This will embed the Creative Commons icons as well as the disclaimer text on your website. Customized code can be created on the Creative Commons website.

Software licenses like GPL or Apache License require to a separate text file called license.txt in the root directory of your project and a disclaimer that refers to the original text online (valid standard formulations for the disclaimer are given in the full license text). Licenses with short text may included in full in the header of your code file (e.g. MIT License).

Publish

Today, the most scientific journals offer the publication under Creative Commons license as the default or as an option (but usually charge between $1000 and $3000 for it). Pre-print servers like bioRxive and arXiv are free and popular and publish under the open license of your choice. figshare is a platform that hosts any kind of research output in form of figures, slides or full reports and lets you choose the license. Collaborative writing platforms, like Authorea6, make the entire process of authoring scientific papers transparent and publish it under Creative Commons license.
Data can be hosted on repositories of scientific data like Dryad or figshare.
The open source software community lives on platforms like GitHub or Bitbucket. Those provide version control, project management and documentation tools and are made for collaborative code development. GitHub adds the License of your choice to your new projects.

Conclusion

As an author of research articles, computer code and data you should be aware of the different possibilities of licensing. Not specifying a license hinders the re-use and distribution of your work. Choose an open license that suits your aims!

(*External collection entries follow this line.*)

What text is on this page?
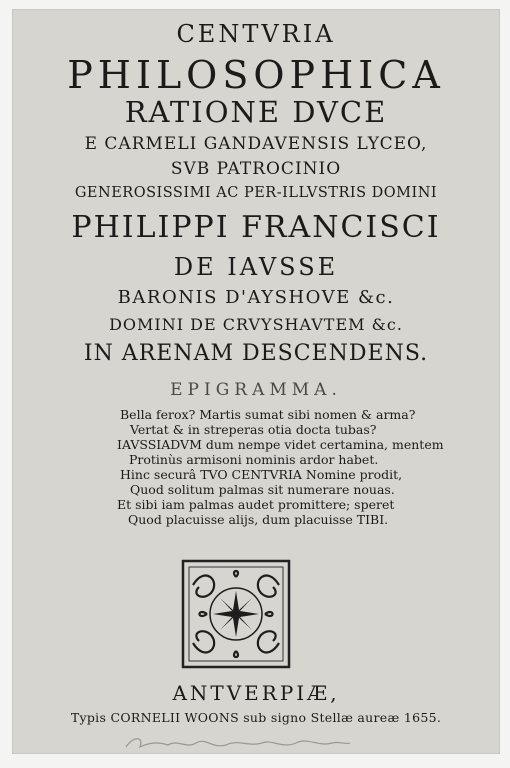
CENTVRIA
PHILOSOPHICA
RATIONE DVCE
E CARMELI GANDAVENSIS LYCEO,
SVB PATROCINIO
GENEROSISSIMI AC PER-ILLVSTRIS DOMINI
PHILIPPI FRANCISCI
DE IAVSSE
BARONIS D'AYSHOVE &c.
DOMINI DE CRVYSHAVTEM &c.
IN ARENAM DESCENDENS.
EPIGRAMMA.
Bella ferox? Martis sumat sibi nomen & arma?
Vertat & in streperas otia docta tubas?
IAVSSIADVM dum nempe videt certamina, mentem
Protinùs armisoni nominis ardor habet.
Hinc securâ TVO CENTVRIA Nomine prodit,
Quod solitum palmas sit numerare nouas.
Et sibi iam palmas audet promittere; speret
Quod placuisse alijs, dum placuisse TIBI.
ANTVERPIÆ,
Typis CORNELII WOONS sub signo Stellæ aureæ 1655.
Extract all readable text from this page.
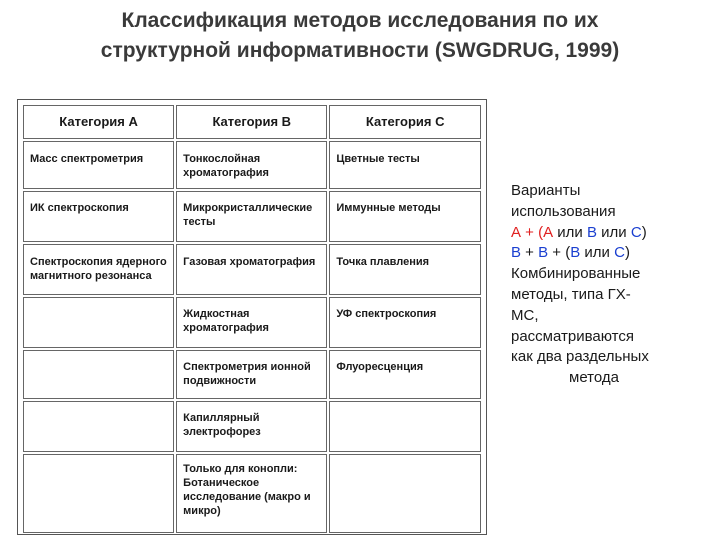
Классификация методов исследования по их
структурной информативности (SWGDRUG, 1999)
Категория А	Категория В	Категория С
Масс спектрометрия	Тонкослойная хроматография	Цветные тесты
ИК спектроскопия	Микрокристаллические тесты	Иммунные методы
Спектроскопия ядерного магнитного резонанса	Газовая хроматография	Точка плавления
	Жидкостная хроматография	УФ спектроскопия
	Спектрометрия ионной подвижности	Флуоресценция
	Капиллярный электрофорез	
	Только для конопли: Ботаническое исследование (макро и микро)	
Варианты
использования
А + (А или В или С)
В + В + (В или С)
Комбинированные
методы, типа ГХ-
МС,
рассматриваются
как два раздельных
метода
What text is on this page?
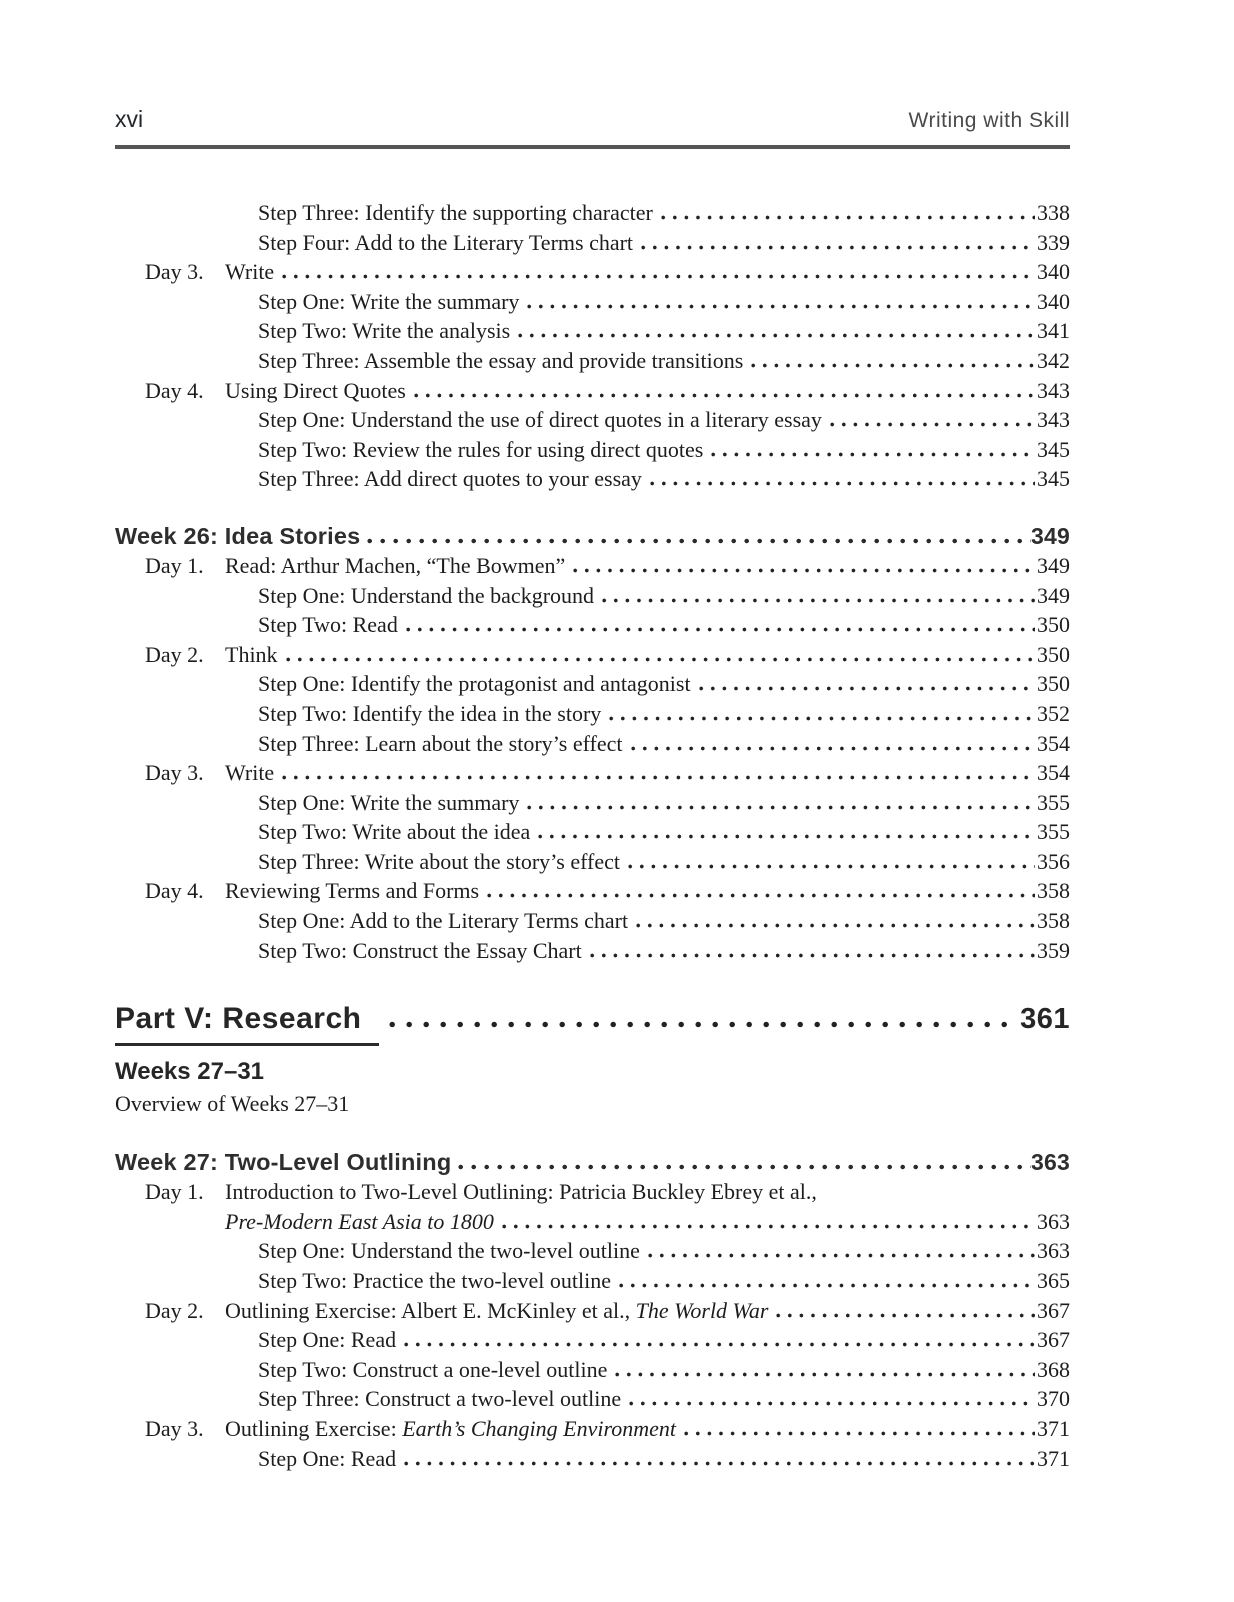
xvi	Writing with Skill
Step Three: Identify the supporting character	338
Step Four: Add to the Literary Terms chart	339
Day 3. Write	340
Step One: Write the summary	340
Step Two: Write the analysis	341
Step Three: Assemble the essay and provide transitions	342
Day 4. Using Direct Quotes	343
Step One: Understand the use of direct quotes in a literary essay	343
Step Two: Review the rules for using direct quotes	345
Step Three: Add direct quotes to your essay	345
Week 26: Idea Stories	349
Day 1. Read: Arthur Machen, “The Bowmen”	349
Step One: Understand the background	349
Step Two: Read	350
Day 2. Think	350
Step One: Identify the protagonist and antagonist	350
Step Two: Identify the idea in the story	352
Step Three: Learn about the story’s effect	354
Day 3. Write	354
Step One: Write the summary	355
Step Two: Write about the idea	355
Step Three: Write about the story’s effect	356
Day 4. Reviewing Terms and Forms	358
Step One: Add to the Literary Terms chart	358
Step Two: Construct the Essay Chart	359
Part V: Research	361
Weeks 27–31
Overview of Weeks 27–31
Week 27: Two-Level Outlining	363
Day 1. Introduction to Two-Level Outlining: Patricia Buckley Ebrey et al.,
Pre-Modern East Asia to 1800	363
Step One: Understand the two-level outline	363
Step Two: Practice the two-level outline	365
Day 2. Outlining Exercise: Albert E. McKinley et al., The World War	367
Step One: Read	367
Step Two: Construct a one-level outline	368
Step Three: Construct a two-level outline	370
Day 3. Outlining Exercise: Earth’s Changing Environment	371
Step One: Read	371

  1. Wikipedia on Software copyright 

  2. As declared in the Berne Convention for the Protection of Literary and Artistic Works  

  3. “database right” on wikipedia.org 

  4. UPDATE 02.03.2015: A very detailed report on the disadvantages of non-commercial license by the german iRights group can be found in english translation on the Open Knowledge Blog (Thanks to @madprime and @punkish for pointing me to this issue) 

  5. See this excellent blog post on astrobetter.com 

  6. See ‘Scientific writing: the online cooperative’, by Jeffrey M. Perkel in Nature 514, 127–128(02 October 2014)